Saturday, September 15, 2012

Ten Days Out - Priests

Mists of Pandaria is ten days away, and with it we will be introduced to a new class, the Monk, following the Death Knight, which was added in 2008 with Wrath of the Lich King.

Given that, until ten days from now, we will be getting an eleventh class in the form of the Monk, I thought it would be a fun little way to deal with the eager anticipation for Mists to do a daily article on various classes.

And, seeing as I've got this little introduction to do, I figured I would start out with the class I play the least of, the Priest.

As a non-healer, I can't really tell you much about Holy or Discipline. One thing that healers all around must now deal with is the fact that you can no longer increase the size of your mana pool with Intellect, or really at all. Intellect, for those of you who don't remember, originally granted you only increased Mana and Spell Crit chance. Back in those days, you would have to find pieces of gear that said either "increases healing done by up to x" or "increases spell damage and healing done by up to x (usually a lower value.)" Wrath of the Lich King introduced the idea of Spellpower, but it still meant that until you saw that stuff on your gear, (basically until Outland) you would not see your spells do any more damage, except when you got a new rank (which used to be a thing.) Of course, we're also talking about times when DOTs did not crit, and other fun crazinesses.

Healers will now have to seek out Spirit to keep themselves afloat, and not simply rely on huge mana pools and things like replenishment to keep them up. So you now have a choice - get Intellect to power up your spells, meaning you can get by with casting fewer of them, or get Spirit to keep you regenerating mana, so you can cast many spells. Obviously, you'll be going for a combination of the two, but it really makes Intellect a throughput stat and Spirit a regeneration stat.

Now, I did finally get my Shadow Priest up to 85 (I am the Alt-master!) so I can talk somewhat briefly about how Shadow Priests are looking. The big change is that Shadow Orbs, Mind Blast, and Devouring Plague interact differently. DP now requires Shadow Orbs to cast it, meaning you will not simply be keeping it up on the target at all times (that's what Vampiric Touch and SW:P are for,) instead using it when you can do a full 3-orb Plague. Mind Blast no longer consumes Orbs, instead generating them.

Now, I might be missing a Glyph or something, but Mind Spike is a bit different now too. It still extinguishes your DOTs (unless there's a proc from one of the talents) but it no longer super-powers the crit and cast speed of your Mind Blasts.

Discipline Smite healing is still a thing, supported by the Glyph of Atonement, and indeed, it looks like the Windwalker Monk was built around the idea of a damage-dealing healer (there seems to be some glyph that I hope is meant to let Holy Paladins do the same. If anyone should be a damage-dealing healer, it's a Paladin.) I have yet to run with a Disc Priest who is healing through Atonement, but I did run with a Disc Priest running as DPS, and while they were not topping the meter, they were still doing an acceptable amount of dps for Hour of Twilight.

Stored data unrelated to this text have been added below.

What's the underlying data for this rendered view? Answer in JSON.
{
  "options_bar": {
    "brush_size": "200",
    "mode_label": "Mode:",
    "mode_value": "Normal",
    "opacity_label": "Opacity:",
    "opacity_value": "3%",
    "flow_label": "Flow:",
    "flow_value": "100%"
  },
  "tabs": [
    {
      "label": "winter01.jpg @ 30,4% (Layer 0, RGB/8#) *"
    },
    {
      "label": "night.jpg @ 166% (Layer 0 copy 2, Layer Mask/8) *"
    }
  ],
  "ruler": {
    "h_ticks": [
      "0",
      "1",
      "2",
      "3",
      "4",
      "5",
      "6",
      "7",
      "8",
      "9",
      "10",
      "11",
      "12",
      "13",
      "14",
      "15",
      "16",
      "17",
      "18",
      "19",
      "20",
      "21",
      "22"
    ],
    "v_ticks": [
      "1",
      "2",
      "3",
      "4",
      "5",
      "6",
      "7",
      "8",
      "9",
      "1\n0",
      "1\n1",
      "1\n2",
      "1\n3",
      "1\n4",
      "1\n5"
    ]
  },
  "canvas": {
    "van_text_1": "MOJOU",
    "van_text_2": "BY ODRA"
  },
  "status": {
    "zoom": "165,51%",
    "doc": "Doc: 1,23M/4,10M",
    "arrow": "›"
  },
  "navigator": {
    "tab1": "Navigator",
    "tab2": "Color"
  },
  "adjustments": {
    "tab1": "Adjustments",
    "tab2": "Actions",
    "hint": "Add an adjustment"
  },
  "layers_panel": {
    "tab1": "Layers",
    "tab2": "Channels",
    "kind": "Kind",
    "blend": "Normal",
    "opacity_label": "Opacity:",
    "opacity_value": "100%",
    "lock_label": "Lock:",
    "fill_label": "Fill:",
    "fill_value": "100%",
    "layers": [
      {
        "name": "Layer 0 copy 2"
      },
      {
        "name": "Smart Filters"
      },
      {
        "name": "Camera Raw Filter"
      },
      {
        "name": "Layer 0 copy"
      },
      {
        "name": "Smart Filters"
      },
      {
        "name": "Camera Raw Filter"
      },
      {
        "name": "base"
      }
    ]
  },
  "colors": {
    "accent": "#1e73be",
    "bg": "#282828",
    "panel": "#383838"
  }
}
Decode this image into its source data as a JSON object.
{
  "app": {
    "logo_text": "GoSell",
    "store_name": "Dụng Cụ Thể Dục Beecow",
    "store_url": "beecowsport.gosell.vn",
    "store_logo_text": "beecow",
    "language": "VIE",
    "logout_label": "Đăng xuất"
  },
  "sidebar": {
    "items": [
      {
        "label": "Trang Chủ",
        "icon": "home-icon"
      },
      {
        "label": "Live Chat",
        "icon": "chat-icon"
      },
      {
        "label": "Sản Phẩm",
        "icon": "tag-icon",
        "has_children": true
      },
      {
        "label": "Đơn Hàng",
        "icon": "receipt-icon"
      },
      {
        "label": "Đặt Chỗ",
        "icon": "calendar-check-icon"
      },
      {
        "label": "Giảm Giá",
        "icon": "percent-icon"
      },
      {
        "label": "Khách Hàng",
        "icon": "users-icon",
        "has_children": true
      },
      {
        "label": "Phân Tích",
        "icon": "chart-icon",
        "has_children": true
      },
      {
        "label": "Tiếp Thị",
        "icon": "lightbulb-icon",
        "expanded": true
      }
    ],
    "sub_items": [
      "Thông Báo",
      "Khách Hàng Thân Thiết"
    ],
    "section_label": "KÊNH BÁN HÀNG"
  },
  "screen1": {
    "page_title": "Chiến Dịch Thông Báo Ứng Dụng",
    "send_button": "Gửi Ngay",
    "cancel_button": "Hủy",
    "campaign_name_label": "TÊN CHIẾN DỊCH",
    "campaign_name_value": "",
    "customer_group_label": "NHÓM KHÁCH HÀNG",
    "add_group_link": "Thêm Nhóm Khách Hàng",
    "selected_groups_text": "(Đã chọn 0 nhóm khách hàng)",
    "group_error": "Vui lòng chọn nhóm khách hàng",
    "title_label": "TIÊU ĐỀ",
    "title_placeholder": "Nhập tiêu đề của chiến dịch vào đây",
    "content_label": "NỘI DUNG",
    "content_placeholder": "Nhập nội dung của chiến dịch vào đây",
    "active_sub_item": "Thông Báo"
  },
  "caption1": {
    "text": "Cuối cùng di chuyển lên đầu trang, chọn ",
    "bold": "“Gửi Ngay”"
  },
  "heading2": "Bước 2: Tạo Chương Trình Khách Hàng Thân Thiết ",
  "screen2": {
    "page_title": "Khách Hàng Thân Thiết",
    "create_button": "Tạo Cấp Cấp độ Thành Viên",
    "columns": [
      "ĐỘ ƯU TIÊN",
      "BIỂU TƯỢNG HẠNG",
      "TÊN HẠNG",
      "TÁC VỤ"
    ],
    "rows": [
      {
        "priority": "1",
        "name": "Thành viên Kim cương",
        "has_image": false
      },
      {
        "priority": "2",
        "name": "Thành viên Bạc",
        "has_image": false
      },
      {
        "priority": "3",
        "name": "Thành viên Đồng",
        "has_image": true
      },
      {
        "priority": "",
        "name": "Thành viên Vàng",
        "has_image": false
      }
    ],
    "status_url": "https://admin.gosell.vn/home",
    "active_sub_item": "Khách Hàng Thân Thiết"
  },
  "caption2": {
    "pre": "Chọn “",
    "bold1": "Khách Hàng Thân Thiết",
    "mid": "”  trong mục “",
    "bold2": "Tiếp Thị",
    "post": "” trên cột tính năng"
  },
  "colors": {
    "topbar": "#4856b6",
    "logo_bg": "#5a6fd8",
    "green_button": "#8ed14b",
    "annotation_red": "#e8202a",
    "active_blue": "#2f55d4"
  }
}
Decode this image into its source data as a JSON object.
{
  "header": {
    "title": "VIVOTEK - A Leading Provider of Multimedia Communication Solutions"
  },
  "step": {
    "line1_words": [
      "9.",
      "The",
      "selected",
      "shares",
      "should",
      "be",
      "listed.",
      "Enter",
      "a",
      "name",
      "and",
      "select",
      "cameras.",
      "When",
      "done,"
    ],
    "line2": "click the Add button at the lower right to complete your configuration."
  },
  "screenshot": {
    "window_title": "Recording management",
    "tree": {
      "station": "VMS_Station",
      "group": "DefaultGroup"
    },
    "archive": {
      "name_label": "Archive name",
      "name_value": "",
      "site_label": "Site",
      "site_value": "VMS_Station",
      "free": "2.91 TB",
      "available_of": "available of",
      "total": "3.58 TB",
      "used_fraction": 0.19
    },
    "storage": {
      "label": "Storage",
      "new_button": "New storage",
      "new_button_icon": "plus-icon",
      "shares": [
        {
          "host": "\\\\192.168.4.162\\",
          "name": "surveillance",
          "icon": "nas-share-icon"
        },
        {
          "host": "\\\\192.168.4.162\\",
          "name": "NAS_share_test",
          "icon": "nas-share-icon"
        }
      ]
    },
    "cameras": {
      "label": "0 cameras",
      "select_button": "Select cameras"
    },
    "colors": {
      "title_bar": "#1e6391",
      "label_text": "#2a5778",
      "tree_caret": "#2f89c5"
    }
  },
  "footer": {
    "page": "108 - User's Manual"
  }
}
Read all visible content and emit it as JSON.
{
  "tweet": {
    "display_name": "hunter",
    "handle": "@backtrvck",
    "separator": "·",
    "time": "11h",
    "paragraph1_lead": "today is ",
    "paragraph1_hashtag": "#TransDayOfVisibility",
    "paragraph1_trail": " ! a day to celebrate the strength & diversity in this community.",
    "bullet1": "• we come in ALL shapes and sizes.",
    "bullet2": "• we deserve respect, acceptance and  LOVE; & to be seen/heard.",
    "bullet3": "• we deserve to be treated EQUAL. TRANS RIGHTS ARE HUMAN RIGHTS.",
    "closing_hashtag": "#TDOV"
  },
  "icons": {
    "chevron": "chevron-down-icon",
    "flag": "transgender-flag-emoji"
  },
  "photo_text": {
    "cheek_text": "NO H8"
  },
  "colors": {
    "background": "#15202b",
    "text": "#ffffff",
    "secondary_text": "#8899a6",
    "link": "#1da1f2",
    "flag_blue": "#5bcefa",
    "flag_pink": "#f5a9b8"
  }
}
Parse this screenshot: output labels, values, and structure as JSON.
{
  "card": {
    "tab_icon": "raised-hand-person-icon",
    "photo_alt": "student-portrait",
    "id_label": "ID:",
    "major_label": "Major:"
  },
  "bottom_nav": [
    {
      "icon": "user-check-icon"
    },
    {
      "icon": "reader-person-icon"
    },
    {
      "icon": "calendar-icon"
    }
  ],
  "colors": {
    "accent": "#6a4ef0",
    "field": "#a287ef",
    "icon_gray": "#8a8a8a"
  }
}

Now, this notion of role-strattling: It appears that this is something Blizzard is playing with a bit. Demonology has its Glyph of Dark Ascension that lets you sort of tank as a demon, and of course there's also Glyph of the Battle Healer and Glyph of Atonement. While I would not get too overly excited about these "alternate methods," we should all keep an eye on Windwalkers and the inherent bonus to Stance of the Wise Serpent.

I don't have a schedule per se for which classes will come when, but I will try to keep this up until the 25th (no Monk article. I'm going to be too busy kicking Sha ass.)